Iviva Olenick

Homage to Students, 2017 for Still Separate, Still Unequal at Smack Mellon

Homage to Students. 2017. Made for Race and Revolution: Still Separate – Still Unequal at Smack Mellon. Crochet, soft sculpture, embroidery, antique embroidery hoop, leather glove, found lace embroidery, buttons, beads. Approximately 42″x20″x2.5″ as installed (dimensions variable).

Approached by curator, Katie Fuller of Race and Revolution, who collaborated with Larry Ossei-Mensah to produce Still Separate – Still Unequal, an exhibit about school segregation at Smack Mellon, summer 2017, I created this homage to past students I’ve encountered as a teaching artist traveling all over New York City and New Jersey.

The crocheted faces are an abstract map loosely representing the race, ethnicity, countries of origin of students in Ridgewood, Queens; Flatbush, Brooklyn; Fort Greene/Clinton Hill, Brooklyn; Jersey City, New Jersey; Carroll Gardens, Brooklyn. Techniques incorporated (crochet, embroidery, soft sculpture, assemblage) represent techniques I’ve taught to adults and children. The crocheted mandalas refer to a lesson I taught emulating Xenobia Bailey’s large-scale crochet work. Embroidered texts are excerpts from artwork and letters I received from elementary and middle school students sharing how art class transformed them.

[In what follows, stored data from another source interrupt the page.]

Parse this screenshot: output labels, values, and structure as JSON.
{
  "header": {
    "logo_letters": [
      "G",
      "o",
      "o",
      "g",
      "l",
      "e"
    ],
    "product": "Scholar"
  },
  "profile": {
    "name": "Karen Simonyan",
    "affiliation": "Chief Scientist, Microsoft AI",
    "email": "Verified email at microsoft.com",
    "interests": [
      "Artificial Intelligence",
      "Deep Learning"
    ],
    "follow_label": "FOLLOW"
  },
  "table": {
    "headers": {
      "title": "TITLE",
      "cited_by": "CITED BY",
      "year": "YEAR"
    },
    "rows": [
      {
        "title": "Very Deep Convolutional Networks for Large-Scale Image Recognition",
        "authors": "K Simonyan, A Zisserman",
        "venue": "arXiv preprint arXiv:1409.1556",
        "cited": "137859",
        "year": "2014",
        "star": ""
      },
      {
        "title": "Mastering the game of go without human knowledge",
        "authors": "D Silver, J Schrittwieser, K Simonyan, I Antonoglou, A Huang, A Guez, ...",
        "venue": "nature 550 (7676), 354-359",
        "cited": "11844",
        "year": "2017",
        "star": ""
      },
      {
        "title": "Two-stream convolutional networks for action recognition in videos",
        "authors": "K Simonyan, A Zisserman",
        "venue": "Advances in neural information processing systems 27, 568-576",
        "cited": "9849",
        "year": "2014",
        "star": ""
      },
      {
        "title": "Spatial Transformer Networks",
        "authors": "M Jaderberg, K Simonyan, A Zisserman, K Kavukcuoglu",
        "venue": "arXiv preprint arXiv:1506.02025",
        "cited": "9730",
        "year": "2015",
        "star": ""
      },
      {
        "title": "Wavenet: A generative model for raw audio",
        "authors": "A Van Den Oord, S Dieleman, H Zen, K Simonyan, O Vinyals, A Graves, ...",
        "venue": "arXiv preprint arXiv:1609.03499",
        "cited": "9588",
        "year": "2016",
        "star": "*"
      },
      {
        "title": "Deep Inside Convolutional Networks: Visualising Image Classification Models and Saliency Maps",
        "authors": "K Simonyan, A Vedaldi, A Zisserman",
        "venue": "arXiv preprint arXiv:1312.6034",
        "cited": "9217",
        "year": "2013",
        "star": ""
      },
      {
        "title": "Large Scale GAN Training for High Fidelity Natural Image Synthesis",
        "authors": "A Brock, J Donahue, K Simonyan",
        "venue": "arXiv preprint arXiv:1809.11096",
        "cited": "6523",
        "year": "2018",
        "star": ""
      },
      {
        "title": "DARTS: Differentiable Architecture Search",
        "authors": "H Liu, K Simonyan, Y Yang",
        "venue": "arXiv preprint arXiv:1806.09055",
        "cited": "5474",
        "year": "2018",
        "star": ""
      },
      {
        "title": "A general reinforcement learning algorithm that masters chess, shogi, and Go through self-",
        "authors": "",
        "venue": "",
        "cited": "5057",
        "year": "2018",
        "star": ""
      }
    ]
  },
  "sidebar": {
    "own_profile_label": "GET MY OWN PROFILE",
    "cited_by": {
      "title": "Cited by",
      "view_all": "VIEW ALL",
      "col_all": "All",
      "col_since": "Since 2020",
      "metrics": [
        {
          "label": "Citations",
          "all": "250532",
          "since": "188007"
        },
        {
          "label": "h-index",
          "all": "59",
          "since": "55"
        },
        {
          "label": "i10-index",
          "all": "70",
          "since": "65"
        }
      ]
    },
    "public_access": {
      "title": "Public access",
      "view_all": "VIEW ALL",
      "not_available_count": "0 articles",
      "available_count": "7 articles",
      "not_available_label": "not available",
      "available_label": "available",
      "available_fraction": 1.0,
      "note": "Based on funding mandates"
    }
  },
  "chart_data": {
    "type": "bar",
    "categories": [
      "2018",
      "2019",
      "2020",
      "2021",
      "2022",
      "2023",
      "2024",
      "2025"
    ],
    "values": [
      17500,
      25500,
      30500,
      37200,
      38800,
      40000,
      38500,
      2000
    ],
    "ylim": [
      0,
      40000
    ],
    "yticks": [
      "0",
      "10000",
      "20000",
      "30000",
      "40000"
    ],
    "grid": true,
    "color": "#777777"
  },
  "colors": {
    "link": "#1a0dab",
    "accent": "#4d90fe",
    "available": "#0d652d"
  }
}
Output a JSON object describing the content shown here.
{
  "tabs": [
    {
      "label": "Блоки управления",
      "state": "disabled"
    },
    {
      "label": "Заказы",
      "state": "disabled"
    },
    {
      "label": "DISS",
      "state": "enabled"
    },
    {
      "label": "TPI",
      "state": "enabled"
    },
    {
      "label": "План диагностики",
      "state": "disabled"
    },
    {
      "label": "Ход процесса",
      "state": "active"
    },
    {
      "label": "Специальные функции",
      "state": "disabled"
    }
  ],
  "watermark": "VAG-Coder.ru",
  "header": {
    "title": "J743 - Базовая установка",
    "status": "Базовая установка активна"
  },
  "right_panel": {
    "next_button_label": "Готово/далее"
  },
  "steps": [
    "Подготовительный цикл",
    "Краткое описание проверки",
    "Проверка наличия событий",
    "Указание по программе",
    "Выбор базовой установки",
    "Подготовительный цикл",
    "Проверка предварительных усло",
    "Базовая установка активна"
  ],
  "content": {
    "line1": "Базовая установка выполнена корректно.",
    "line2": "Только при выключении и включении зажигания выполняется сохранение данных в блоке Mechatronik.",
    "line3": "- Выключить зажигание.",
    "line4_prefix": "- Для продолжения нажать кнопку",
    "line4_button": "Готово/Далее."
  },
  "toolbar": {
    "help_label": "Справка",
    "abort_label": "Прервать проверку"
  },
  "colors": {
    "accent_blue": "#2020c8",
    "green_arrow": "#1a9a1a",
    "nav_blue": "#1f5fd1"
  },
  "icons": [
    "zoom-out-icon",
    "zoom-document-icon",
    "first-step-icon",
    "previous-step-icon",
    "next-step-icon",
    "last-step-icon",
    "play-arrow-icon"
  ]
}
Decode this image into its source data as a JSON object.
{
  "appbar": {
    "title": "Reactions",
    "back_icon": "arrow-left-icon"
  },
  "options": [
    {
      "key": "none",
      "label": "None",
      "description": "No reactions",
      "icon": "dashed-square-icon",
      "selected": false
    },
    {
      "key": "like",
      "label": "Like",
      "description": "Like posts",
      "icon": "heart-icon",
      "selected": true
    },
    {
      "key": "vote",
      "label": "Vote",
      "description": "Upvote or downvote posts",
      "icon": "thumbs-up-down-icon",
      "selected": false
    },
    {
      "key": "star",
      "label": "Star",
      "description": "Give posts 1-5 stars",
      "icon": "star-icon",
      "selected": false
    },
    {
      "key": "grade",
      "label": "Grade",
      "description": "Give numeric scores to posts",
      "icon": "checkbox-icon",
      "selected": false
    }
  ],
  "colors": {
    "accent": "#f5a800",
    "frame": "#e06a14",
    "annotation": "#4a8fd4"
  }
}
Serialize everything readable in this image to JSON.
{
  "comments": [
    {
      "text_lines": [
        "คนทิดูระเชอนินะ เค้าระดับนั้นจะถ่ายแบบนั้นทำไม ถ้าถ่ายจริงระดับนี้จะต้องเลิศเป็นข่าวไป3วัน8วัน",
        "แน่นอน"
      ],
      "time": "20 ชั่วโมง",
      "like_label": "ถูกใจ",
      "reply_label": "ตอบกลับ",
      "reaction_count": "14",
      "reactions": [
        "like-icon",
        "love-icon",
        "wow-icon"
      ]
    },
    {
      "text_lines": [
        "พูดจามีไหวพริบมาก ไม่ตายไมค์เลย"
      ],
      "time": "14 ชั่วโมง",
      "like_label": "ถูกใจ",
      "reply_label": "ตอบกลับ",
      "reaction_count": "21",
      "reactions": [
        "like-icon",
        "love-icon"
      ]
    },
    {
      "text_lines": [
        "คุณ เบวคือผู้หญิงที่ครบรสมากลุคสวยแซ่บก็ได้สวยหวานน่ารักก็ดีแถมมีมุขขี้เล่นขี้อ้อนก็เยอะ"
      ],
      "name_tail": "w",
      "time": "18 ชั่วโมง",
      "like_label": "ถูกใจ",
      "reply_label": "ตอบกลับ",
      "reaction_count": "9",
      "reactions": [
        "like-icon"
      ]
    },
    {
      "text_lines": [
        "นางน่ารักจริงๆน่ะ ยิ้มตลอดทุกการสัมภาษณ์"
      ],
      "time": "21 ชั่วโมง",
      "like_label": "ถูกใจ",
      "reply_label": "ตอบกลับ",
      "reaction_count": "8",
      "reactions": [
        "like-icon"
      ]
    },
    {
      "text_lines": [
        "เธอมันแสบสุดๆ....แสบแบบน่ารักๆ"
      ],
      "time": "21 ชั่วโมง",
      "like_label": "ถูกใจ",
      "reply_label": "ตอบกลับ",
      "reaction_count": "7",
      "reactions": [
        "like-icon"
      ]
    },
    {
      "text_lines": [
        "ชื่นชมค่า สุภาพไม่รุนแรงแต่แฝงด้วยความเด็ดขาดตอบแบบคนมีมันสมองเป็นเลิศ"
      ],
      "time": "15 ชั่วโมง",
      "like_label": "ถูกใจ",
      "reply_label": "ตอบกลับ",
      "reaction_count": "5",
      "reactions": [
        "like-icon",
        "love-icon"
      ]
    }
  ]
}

This piece includes donated objects (dyed fabric by Andrea Burgay; an antique embroidery hoop and torn, leather glove from students at Book Arts Round Table in South Orange, NJ); and an embroidered lace scrap I rescued from a recycling bag during my daily run in Cobble Hill, Brooklyn. One of the places I experience the most income disparity is in my South Brooklyn community. I live near public housing and brownstones that sell for millions of dollars, increasingly to well-known actors. Living in a rent stabilized apartment on a modest income, I’m increasingly aware of being a neighborhood outlier. “Rescuing” a textile remnant from an unknown neighbor seemed an appropriate illustration of gaps in income and access to material goods, only one aspect of segregation.